There was a photo of the entrance to Tilly-Sur-Seulles taken at the time of a soldier mine sweeping at the entrance of the village. Stephan, the local historian; who had arranged the trip, really wanted to have this recreated. Ron and Lee had brought mine sweepers, so did the sweeping followed by the Hampshires down the hill into the village. The vehicles then followed on. At the top of the hill the first person waiting was an old lady, she was in tears as we passed. The fate of the village is the story of the French civilians at the time. They had been drawn into a conflict not of their choosing, as both sides fought to control the crossroads at the centre of the village. The weather was following its dreary pattern and on returning to camp we were faced with the joys of packing up.

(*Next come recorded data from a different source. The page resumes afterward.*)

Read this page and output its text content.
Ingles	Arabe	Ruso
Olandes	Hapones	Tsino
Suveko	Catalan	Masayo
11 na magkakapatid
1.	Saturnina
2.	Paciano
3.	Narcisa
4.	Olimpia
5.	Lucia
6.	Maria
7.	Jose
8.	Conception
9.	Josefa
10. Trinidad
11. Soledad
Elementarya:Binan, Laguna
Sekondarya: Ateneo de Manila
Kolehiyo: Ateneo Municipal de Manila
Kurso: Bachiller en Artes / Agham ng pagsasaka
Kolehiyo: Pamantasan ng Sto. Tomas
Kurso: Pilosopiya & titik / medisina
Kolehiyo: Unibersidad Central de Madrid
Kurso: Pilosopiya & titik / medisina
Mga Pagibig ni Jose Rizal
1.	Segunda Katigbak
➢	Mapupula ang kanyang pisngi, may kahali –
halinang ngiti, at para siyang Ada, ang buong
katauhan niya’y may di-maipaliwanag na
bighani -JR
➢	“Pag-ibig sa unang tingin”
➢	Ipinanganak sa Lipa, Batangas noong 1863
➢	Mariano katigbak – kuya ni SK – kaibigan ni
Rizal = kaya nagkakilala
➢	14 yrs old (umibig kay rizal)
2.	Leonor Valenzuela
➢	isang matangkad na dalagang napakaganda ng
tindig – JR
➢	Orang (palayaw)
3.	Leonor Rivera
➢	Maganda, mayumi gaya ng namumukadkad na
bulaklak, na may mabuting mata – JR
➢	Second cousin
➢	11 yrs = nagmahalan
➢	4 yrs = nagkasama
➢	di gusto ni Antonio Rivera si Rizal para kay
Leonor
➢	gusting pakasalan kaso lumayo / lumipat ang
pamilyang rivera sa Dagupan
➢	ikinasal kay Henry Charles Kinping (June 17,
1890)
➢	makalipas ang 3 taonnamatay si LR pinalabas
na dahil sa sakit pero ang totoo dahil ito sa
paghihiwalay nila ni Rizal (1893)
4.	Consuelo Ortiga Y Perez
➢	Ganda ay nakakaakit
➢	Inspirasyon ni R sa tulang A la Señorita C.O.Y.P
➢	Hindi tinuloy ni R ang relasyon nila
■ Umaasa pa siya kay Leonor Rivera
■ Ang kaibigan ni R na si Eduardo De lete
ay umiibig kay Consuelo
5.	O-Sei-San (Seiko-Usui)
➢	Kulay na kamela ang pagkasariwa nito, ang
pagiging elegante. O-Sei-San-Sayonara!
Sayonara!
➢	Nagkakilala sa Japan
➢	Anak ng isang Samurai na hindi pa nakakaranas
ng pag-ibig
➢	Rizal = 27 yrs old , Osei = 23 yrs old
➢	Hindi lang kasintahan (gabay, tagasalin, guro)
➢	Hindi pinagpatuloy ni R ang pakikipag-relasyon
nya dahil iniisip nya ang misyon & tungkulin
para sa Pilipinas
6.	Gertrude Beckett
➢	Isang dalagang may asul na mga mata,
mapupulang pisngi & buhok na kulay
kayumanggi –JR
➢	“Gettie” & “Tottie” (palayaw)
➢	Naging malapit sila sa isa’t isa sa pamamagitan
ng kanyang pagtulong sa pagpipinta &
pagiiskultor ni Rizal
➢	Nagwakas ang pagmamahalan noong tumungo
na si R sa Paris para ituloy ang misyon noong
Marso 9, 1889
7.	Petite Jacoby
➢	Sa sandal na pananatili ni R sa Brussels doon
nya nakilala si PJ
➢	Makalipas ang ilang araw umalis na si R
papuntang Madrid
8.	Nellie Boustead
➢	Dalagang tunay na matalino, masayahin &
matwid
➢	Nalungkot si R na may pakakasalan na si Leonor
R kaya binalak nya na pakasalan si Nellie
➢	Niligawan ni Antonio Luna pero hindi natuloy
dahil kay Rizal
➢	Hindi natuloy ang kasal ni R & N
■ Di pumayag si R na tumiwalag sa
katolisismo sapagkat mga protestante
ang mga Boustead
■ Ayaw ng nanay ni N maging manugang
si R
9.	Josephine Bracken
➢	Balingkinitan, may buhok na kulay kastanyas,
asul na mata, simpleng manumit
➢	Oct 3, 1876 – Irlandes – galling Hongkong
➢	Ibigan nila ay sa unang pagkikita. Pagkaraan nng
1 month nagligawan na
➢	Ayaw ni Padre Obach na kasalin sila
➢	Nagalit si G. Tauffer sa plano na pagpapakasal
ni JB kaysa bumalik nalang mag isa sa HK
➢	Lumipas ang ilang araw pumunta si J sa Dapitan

There really ought to be a magic button marked ‘End of Event’, one press, everything packs up and zaps you back home. As it doesn’t yet exist, the manual work had to be done. Due to unforeseen circumstances and early return to UK was required so on Monday we set off to Ouistreham to catch the night ferry. The return journey from Portsmouth along the linear road work that is the A3 was enough to make me lose the will to live. Hill starts in a Dodge involve leaning across the transmission tunnel, under the bulkhead to the hand brake, which does not have a spring return and must be pushed fully off if one is not to be accompanied by the smell of burning brake shoes. After an eternity Coulsdon was reached, just a couple of miles to home base. Then just outside Coulsdon South railway station, sudden stop! A loose ignition wire! Everyone got home; no one was hurt and the French were delighted with the event. I’d made new friends and renewed old friendships; plus there is an invitation to Tilly this year, so I’ll count it as a success.